Marc-Henri Guex est loin d’être un cas isolé. Selon nos recherches, ils sont nombreux à posséder des toits bien placés pour produire l’équivalent d’une petite centrale, à même d’alimenter une centaine de ménages mais à y renoncer après examen. Le professeur à la HES Valais Stéphane Genoud, qui a étudié les obstacles au déploiement du solaire en Suisse, le confirme: «Ce type d’obstacles financiers est absurde et fort regrettable.» Et pour tout dire révoltant dans la bouche de Marc-Henri Guex, lui qui rêvait il y a vingt ans déjà de couvrir sa ferme de cellules photovoltaïques, avant de jeter l’éponge, refroidi par les conditions offertes par son distributeur.
«Ce type d’obstacles financiers est absurde et fort regrettable.»
Cet exemple (comme tant d’autres) démontre que les intentions politiques et les conditions économiques ne sont pas alignées. À l’évidence, les coûts de raccordement ne sont pas attractifs pour les petits acteurs alors que les compagnies électriques démarchent les propriétaires pour trouver les toits idéalement situés. «Elles jouent en fait sur deux tableaux. Elles préfèrent louer les toits et rester propriétaires de l’énergie produite», nous glisse un installateur indépendant.
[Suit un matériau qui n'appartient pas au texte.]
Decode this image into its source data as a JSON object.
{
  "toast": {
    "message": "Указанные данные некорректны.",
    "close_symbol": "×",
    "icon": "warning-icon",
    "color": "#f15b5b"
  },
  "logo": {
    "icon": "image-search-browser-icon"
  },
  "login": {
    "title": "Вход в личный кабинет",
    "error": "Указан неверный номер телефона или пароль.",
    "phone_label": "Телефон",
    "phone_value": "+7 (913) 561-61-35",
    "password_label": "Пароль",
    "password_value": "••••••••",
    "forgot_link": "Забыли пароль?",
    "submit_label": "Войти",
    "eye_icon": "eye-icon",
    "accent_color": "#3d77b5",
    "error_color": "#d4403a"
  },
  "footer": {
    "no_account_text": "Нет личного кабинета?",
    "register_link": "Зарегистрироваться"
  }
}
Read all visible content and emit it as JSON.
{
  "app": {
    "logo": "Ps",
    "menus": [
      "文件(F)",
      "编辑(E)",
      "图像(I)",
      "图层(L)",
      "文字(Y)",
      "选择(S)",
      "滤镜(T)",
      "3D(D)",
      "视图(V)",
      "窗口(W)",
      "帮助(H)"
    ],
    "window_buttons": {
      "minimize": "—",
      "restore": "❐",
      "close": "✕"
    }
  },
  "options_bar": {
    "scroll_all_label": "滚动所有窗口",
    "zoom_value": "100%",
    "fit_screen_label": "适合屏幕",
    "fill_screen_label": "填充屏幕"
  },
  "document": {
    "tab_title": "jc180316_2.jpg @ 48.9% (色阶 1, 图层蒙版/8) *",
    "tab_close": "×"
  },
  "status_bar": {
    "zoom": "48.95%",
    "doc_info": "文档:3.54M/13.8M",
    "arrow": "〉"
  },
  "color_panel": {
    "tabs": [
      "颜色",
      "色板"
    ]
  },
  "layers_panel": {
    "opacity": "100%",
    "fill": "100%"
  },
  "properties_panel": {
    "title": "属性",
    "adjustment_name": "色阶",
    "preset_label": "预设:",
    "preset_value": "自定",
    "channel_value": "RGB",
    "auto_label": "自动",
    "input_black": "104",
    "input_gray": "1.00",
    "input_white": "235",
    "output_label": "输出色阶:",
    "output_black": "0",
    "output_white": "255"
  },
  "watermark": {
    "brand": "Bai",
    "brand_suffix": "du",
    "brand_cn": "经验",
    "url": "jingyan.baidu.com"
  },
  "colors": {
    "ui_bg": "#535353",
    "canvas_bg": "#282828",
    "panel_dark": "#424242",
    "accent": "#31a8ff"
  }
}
En coulisse, plusieurs bureaux spécialisés dans les installations solaires se plaignent d’une concurrence déloyale et de frais peu transparents des tenants du monopole. Ainsi, en faisant notre petite enquête, on apprend que le problème auquel est confronté M. Guex pourrait être financé par un fonds spécial mais dont beaucoup ignorent l’existence!
Une bonne nouvelle quand même: le problème des frais de raccordement a été identifié. La nouvelle loi sur l’approvisionnement de l’électricité en examen, ce lundi au parlement, prévoit que Swissgrid pourrait prendre en charge une partie de l’investissement. Seul l’UDC (le parti des paysans, dit-on) s’y oppose. Comprenne qui pourra.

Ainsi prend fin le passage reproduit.